SPDX (Software Package Data Exchange) is a file format used to document information on the software licenses under which a given piece of computer software is distributed. SPDX is authored by the SPDX Working Group, which represents more than twenty different organizations, under the auspices of the Linux Foundation.
SPDX attempts to standardize the way in which organizations publish their metadata on software licenses and components in bills of material.
SPDX describes the exact terms under which a piece of software is licensed.
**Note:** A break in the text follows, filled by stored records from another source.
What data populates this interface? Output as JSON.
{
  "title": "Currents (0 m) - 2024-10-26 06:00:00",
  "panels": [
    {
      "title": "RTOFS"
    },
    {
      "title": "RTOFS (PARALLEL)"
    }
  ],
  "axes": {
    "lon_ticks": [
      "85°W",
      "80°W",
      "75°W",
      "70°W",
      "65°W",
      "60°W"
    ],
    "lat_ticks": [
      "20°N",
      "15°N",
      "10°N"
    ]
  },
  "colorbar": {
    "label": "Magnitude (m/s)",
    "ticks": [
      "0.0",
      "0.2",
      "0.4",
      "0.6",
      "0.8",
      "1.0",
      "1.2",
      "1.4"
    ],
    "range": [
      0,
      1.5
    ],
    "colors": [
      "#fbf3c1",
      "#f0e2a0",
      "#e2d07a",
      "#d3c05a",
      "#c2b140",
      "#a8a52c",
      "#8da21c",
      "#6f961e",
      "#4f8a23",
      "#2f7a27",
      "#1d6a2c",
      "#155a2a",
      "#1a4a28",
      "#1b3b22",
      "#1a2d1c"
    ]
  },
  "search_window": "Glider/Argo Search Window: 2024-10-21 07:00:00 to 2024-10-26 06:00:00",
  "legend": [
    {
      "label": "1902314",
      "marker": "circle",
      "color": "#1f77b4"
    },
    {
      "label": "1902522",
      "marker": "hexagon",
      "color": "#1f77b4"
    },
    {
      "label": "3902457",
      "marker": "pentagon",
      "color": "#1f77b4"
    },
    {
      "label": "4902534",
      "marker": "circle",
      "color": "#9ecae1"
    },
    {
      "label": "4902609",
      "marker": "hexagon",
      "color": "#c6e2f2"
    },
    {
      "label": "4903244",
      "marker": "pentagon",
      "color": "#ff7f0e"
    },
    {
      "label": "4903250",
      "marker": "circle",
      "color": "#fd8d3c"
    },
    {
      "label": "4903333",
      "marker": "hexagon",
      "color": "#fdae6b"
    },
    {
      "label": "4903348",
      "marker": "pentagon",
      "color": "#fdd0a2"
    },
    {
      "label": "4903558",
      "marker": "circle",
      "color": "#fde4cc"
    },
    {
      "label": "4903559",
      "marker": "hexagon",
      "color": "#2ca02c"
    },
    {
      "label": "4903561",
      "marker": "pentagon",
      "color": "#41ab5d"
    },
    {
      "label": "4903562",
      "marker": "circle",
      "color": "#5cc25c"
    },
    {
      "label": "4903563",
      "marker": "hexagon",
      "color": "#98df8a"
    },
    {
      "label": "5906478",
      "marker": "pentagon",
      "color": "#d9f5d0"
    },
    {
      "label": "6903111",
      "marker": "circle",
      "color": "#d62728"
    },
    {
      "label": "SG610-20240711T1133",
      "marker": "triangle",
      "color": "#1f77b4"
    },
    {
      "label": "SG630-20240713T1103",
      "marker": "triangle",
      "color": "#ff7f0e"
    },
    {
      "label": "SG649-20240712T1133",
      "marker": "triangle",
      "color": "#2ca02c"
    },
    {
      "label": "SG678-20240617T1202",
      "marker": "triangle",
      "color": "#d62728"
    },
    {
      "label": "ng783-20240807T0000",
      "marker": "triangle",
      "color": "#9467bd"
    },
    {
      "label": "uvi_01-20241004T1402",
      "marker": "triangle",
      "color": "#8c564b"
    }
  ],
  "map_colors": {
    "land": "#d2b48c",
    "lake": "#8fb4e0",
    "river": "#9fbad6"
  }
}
It does not attempt to categorize licenses by type, for instance by describing licenses with similar terms to the BSD License as "BSD-like".
The current version of the standard is 2.1, ratified in November 2016 .
Licence syntax
Each license is identified by a full name, such as "Mozilla Public License 2.0" and a short identifier, here "MPL-2.0". Licenses can be combined by operators AND and OR, and grouping (, ).
For example, (LGPL-2.1 OR MIT) means that you can choose between LGPL-2.1 (GNU Lesser General Public License v2.1 only ) or MIT (MIT license).
On the other hand, (LGPL-2.1 AND MIT) means that both licenses apply.
There is also a "+" operator, when applied to a license, means that future versions of the license apply. For example, GPL-2.0+ means that GPL-2.0 and GPL-3.0 may apply (and future versions if any).